We saw St. Vincent back in 2007 when she opened for The National in Cincy and knew big things were in store for her. She is back on tour and has a new album, Actor, coming out on May 5th. No stop in Louisville, but she will grace our Lexington folks with a show at The Dame on June 10, 2009. If you are in the area, you should definitely check this show out. You just may fall in love (with her music).
St. Vincent- Paris is Burning
About St. Vincent:
Two years ago, Annie Clark’s recorded debut as St. Vincent, ‘Marry Me’, gave immediate notice that a dizzying new talent had emerged from the flatlands of Texas. Critics from all points of the cultural compass—from Pitchfork to Spin to the New York Times Magazine—were entranced by the album’s precocious arrangements and elegant lyrics, and the steadily growing crowds at St. Vincent’s live shows were astonished by Clark’s gargantuan musical chops and her magnetic stage presence. No small number of St. Vincent fans took the title of ‘Marry Me’ literally, had their hearts duly broken, and wouldn’t have had it any other way. The record was heralded as a remarkably successful entrance and Clark capped a year of international touring by winning the Plug Awards’ Female Artist of the Year.
’Actor’, St. Vincent’s beguiling, sophisticated new record, takes that debut’s ambition as its starting point and never looks back. The arrangements are more masterful, the songwriting grander, the performances ever more confident and inspired. Clark developed an idiosyncratic writing process for ‘Actor’, immersing herself in some of her favorite films—Badlands, Pierrot le Fou, The Wizard of Oz, Stardust Memories, Sleeping Beauty—and beginning each song as a secret film score, then slowly giving it independence as its structure and lyrics came fully into focus. The resulting eleven tracks are as cinematic as pop songs can be, but the movie is a private one, revealing its storyline in hushed, cunning couplets and cascades of scathing guitar.
Here is a record to listen to with your eyes closed. Melodies are transposed and inverted. The fantasy of Disney is juxtaposed with the sweep of Morricone, David Mamet’s unsettling dramatic form and the alienation of Philip Roth. Igor Stravinsky scores Roger Corman’s horror flicks.

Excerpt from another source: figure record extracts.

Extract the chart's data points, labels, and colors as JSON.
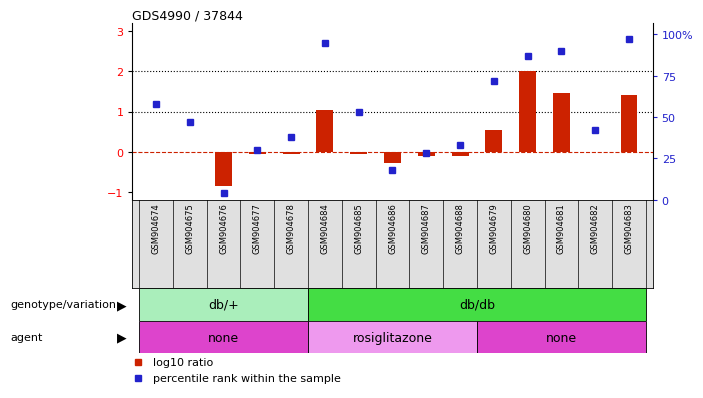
{
  "title": "GDS4990 / 37844",
  "samples": [
    "GSM904674",
    "GSM904675",
    "GSM904676",
    "GSM904677",
    "GSM904678",
    "GSM904684",
    "GSM904685",
    "GSM904686",
    "GSM904687",
    "GSM904688",
    "GSM904679",
    "GSM904680",
    "GSM904681",
    "GSM904682",
    "GSM904683"
  ],
  "log10_ratio": [
    0.0,
    -0.02,
    -0.85,
    -0.07,
    -0.05,
    1.05,
    -0.05,
    -0.28,
    -0.12,
    -0.12,
    0.55,
    2.02,
    1.45,
    -0.02,
    1.42
  ],
  "percentile_rank": [
    58,
    47,
    4,
    30,
    38,
    95,
    53,
    18,
    28,
    33,
    72,
    87,
    90,
    42,
    97
  ],
  "bar_color": "#cc2200",
  "dot_color": "#2222cc",
  "dashed_line_color": "#cc2200",
  "dotted_line_color": "#000000",
  "ylim_left": [
    -1.2,
    3.2
  ],
  "ylim_right": [
    0,
    106.67
  ],
  "yticks_left": [
    -1,
    0,
    1,
    2,
    3
  ],
  "yticks_right": [
    0,
    25,
    50,
    75,
    100
  ],
  "ytick_labels_right": [
    "0",
    "25",
    "50",
    "75",
    "100%"
  ],
  "genotype_groups": [
    {
      "label": "db/+",
      "start": 0,
      "end": 5,
      "color": "#aaeebb"
    },
    {
      "label": "db/db",
      "start": 5,
      "end": 15,
      "color": "#44dd44"
    }
  ],
  "agent_groups": [
    {
      "label": "none",
      "start": 0,
      "end": 5,
      "color": "#dd44cc"
    },
    {
      "label": "rosiglitazone",
      "start": 5,
      "end": 10,
      "color": "#ee99ee"
    },
    {
      "label": "none",
      "start": 10,
      "end": 15,
      "color": "#dd44cc"
    }
  ],
  "legend_items": [
    {
      "color": "#cc2200",
      "label": "log10 ratio"
    },
    {
      "color": "#2222cc",
      "label": "percentile rank within the sample"
    }
  ],
  "background_color": "#ffffff",
  "label_genotype": "genotype/variation",
  "label_agent": "agent"
}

‘The Strangers’ starts off as a deceptively dulcet elegy for a lost love, then suddenly capsizes under a flood of distortion. ‘Actor Out Of Work’ is a devastating sonic kiss-off, complete with slyly poisonous lyrics and steamrolling guitars. The strings and woodwinds at the opening of ‘Marrow’ might be escorting Dorothy to the Emerald City, or straight into the flying monkeys’ clutches. The crackerjack band, including supporting turns by McKenzie Smith and Paul Alexander of Midlake, has the crunch of a tank and the grace of a chamber ensemble.
If ‘Marry Me’ served as the world’s introduction to Annie Clark, ‘Actor’ may prove to be her coronation. As the terrifyingly beautiful movie inside Clark’s head flickers across the screen, we can all feel privileged to be in the seats.